Figura 2 - Evolução do custo por peça com o volume de produção

Assumiu-se que os custos associados ao pré-processamento são

cobrados por produção, uma vez que as peças são todas iguais.

Para além disso, foi também necessário um ajuste do tempo de

pós-processamento, que teve por base os dados obtidos para a

produção de um único componente e os trabalhos de Laureijs et

al. (2017) e Atzeni and Salmi (2012). Considerando um volume

de produção de 2000 peças, obtém-se um custo de produção

por peça de 199,54€.

A análise feita a este custo é apresentada na Figura 3,

demonstrando novamente que os custos associados à máquina

de FAM são os que mais influenciam o custo de produção da peça.

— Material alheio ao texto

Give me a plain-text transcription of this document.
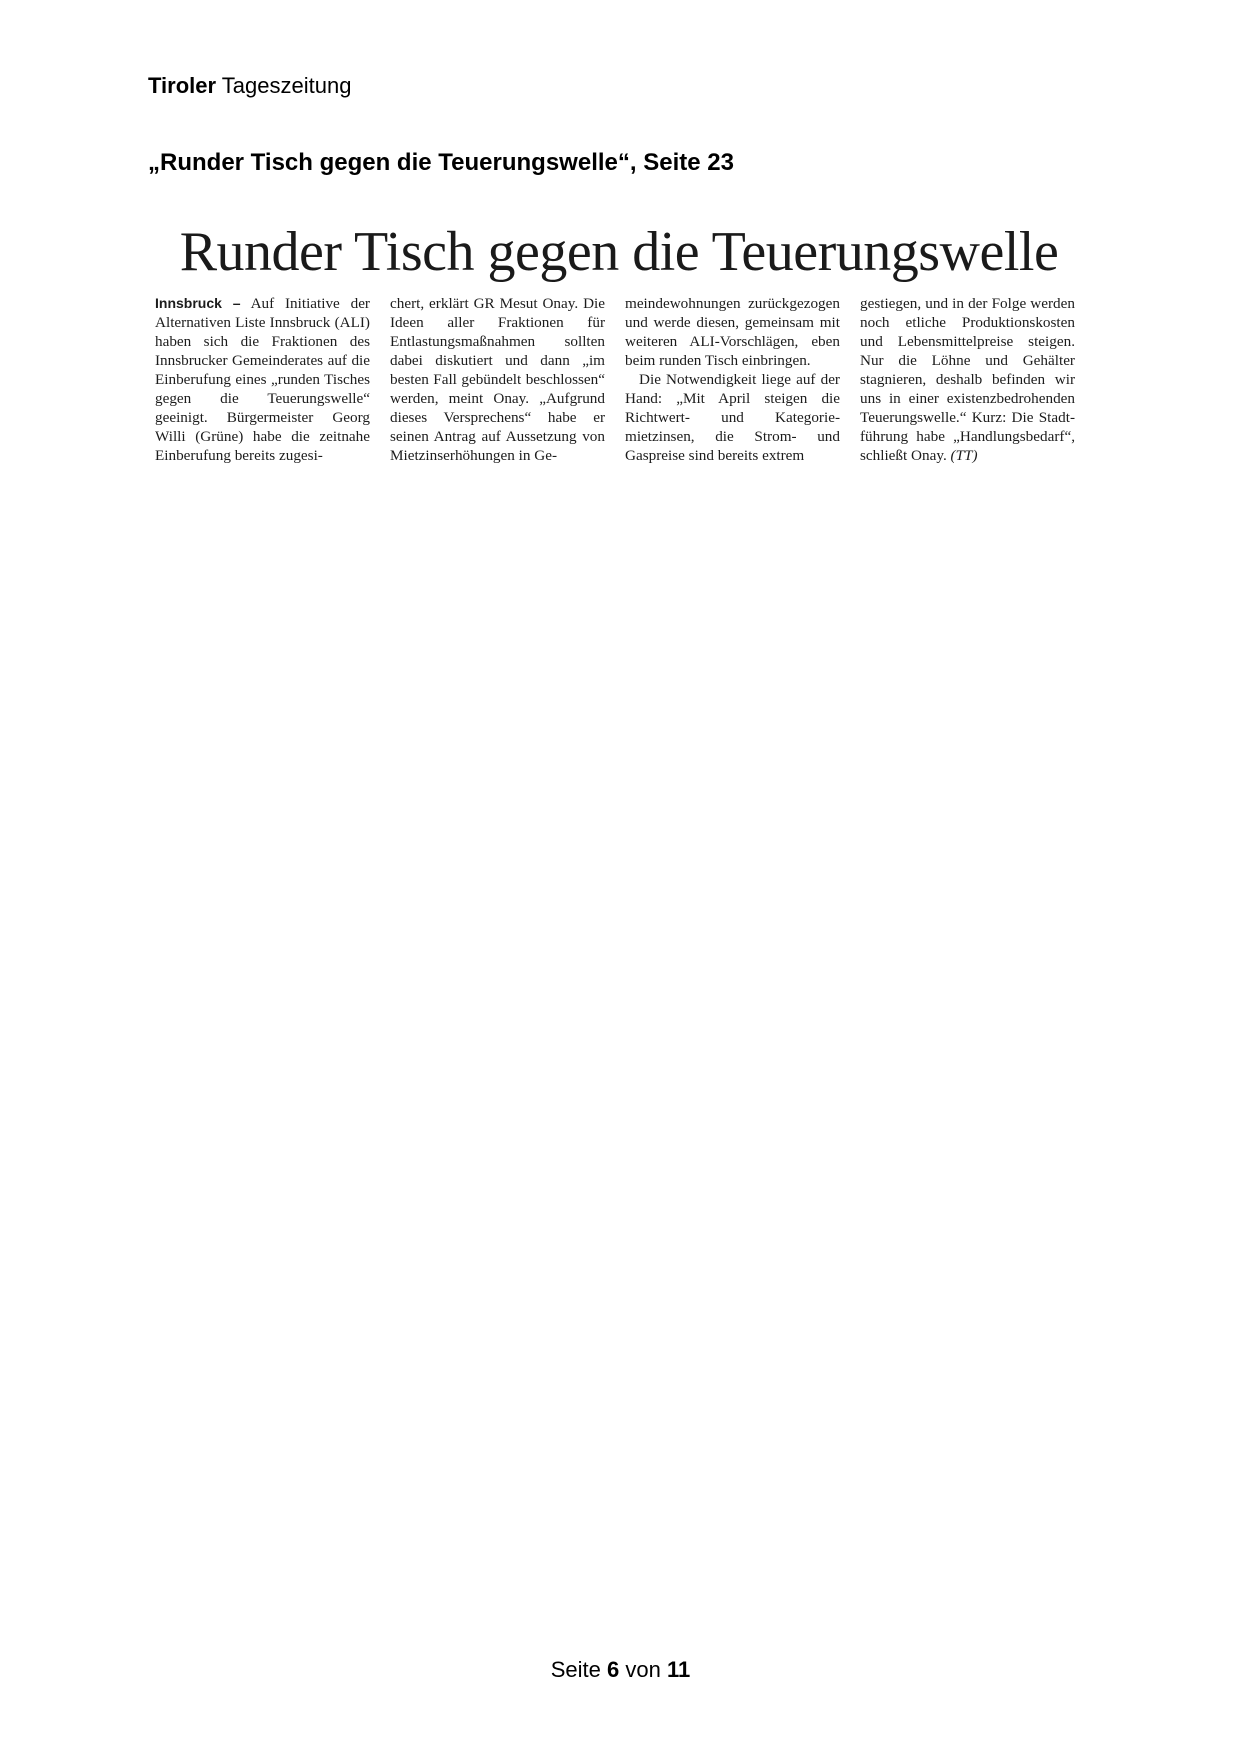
Tiroler Tageszeitung
„Runder Tisch gegen die Teuerungswelle“, Seite 23
Runder Tisch gegen die Teuerungswelle

Innsbruck – Auf Initiative der Alternativen Liste Innsbruck (ALI) haben sich die Fraktionen des Innsbrucker Gemeinderates auf die Einberufung eines „runden Tisches gegen die Teuerungswelle“ geeinigt. Bürgermeister Georg Willi (Grüne) habe die zeitnahe Einberufung bereits zugesi-

chert, erklärt GR Mesut Onay. Die Ideen aller Fraktionen für Entlastungsmaßnahmen sollten dabei diskutiert und dann „im besten Fall gebündelt beschlossen“ werden, meint Onay. „Aufgrund dieses Versprechens“ habe er seinen Antrag auf Aussetzung von Mietzinserhöhungen in Ge-

meindewohnungen zurückgezogen und werde diesen, gemeinsam mit weiteren ALI-Vorschlägen, eben beim runden Tisch einbringen.

Die Notwendigkeit liege auf der Hand: „Mit April steigen die Richtwert- und Kategoriemietzinsen, die Strom- und Gaspreise sind bereits extrem

gestiegen, und in der Folge werden noch etliche Produktionskosten und Lebensmittelpreise steigen. Nur die Löhne und Gehälter stagnieren, deshalb befinden wir uns in einer existenzbedrohenden Teuerungswelle.“ Kurz: Die Stadtführung habe „Handlungsbedarf“, schließt Onay. (TT)

Seite 6 von 11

Figura 3 - Composição do custo total por componente de uma

produção múltipla

Este modelo de custo pode ser utilizado para uma comparação

com os métodos tradicionais de fabricação, com o objetivo de

perceber qual é o mais vantajoso e em que circunstâncias isto

acontece. Devido à estabilização do custo de produção por peça,

pode considerar-se, em termos gerais, que este método se

adequa a produções de baixos a médios volumes, comuns na

indústria aeroespacial. Quanto à produção de elevados volumes,

dificilmente a FAM atinge a eficiência de métodos como a injeção

por molde, cujo elevado custo dos moldes acaba por ser diluído

no elevado volume de produção.

Agradecimentos: Os autores agradecem ao CEiiA e à ADIRA pelo

apoio prestado durante a realização deste estudo.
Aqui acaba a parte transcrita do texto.